Thm (Subject Reduction, aka Type Preservation):

If
    {} |- e : tau
and
    e --> e'
then
    {} |- e' : tau

In other words, if closed expression e typechecks, yielding a type
tau, and e evaluates in a single step to e', then the new expression
e' also typechecks and yields the same type tau.

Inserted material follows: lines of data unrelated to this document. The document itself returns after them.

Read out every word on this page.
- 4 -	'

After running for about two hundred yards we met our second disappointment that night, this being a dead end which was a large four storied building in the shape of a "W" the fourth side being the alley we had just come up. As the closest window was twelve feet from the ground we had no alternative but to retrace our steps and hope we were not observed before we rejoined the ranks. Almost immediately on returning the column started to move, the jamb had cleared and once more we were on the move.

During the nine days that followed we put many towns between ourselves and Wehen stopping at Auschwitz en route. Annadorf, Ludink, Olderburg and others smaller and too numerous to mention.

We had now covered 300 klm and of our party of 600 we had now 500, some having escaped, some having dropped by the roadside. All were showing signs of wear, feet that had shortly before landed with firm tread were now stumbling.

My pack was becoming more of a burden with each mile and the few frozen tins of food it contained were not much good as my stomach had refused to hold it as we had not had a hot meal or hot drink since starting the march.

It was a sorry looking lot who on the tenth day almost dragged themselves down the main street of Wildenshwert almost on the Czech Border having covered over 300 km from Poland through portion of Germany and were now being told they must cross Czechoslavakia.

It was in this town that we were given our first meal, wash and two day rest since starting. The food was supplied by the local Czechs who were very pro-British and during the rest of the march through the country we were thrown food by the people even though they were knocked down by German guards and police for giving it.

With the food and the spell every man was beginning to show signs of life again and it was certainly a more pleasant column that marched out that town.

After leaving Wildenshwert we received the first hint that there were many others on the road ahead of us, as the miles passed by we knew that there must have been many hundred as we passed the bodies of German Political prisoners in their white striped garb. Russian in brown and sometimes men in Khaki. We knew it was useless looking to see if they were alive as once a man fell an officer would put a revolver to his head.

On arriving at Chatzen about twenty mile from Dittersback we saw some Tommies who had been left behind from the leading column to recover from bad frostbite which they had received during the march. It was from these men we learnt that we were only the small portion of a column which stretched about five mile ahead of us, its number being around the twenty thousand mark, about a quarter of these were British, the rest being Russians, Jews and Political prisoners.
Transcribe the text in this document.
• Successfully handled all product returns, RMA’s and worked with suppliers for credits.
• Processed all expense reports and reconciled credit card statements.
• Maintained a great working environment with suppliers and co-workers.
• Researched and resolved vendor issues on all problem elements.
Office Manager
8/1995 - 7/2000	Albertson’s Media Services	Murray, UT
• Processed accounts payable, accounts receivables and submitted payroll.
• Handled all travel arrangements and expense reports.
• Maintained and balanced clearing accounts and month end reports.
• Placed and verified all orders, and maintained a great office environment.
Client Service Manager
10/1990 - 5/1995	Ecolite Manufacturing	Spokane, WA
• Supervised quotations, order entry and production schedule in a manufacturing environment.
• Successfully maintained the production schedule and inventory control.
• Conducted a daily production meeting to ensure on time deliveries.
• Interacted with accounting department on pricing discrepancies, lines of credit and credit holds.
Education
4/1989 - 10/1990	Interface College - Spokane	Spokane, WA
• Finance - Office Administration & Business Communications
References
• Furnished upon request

In both of these cases, evaluation preserves typing, leading to the
"type preservation" name.

----------------------------------------------------------------------------

16.2.

** Details on helper relations for type preservation ** 

We can formalize the "|- E : Gamma" relation as follows, inductively
on the bindings in Gamma:


    --------------------
    |- E : {}

    E |- id => v
    |- v : tau
    |- E : Gamma
    --------------------
    |- E : (Gamma,id:tau)

The "|- v : tau" judgment is a little mini-type-inference, but only
for closed values:

--------------------
|- intconst : int

--------------------
|- true : bool

--------------------
|- false : bool


(* the big-step semantics has closures as values: *)

|- p => Gamma : tau1
gamma(E),Gamma |- e : tau2
--------------------
|- [(lambda p. e),E] : tau1->tau2


(* the small-step semantics has plain lambdas as values: *)

|- p => Gamma : tau1
Gamma |- e : tau2
--------------------
|- (lambda p. e) : tau1->tau2


|- v1 : tau1
...
|- vN : tauN
--------------------
|- {id1=v1, ..., idN=vN} : {id1:tau1, ..., idN:tauN}


tau = [id1:tau1, ..., idN:tauN]
|- vi : taui
--------------------
|- [idi=vi]_tau : tau


The gamma function takes a value environment E and returns the
corresponding type environment Gamma:

--------------------
gamma {} = {}

gamma(E) = Gamma
|- v : tau
--------------------
gamma(E,id=v) = Gamma,id:tau

----------------------------------------------------------------------------

16.3.

In addition to preserving type, we also want to know that type-correct
programs don't have run-time type errors.  Such errors would show up
by not being able to show that an expression evaluates successfully,
i.e., that some expected evaluation judgment couldn't be proven.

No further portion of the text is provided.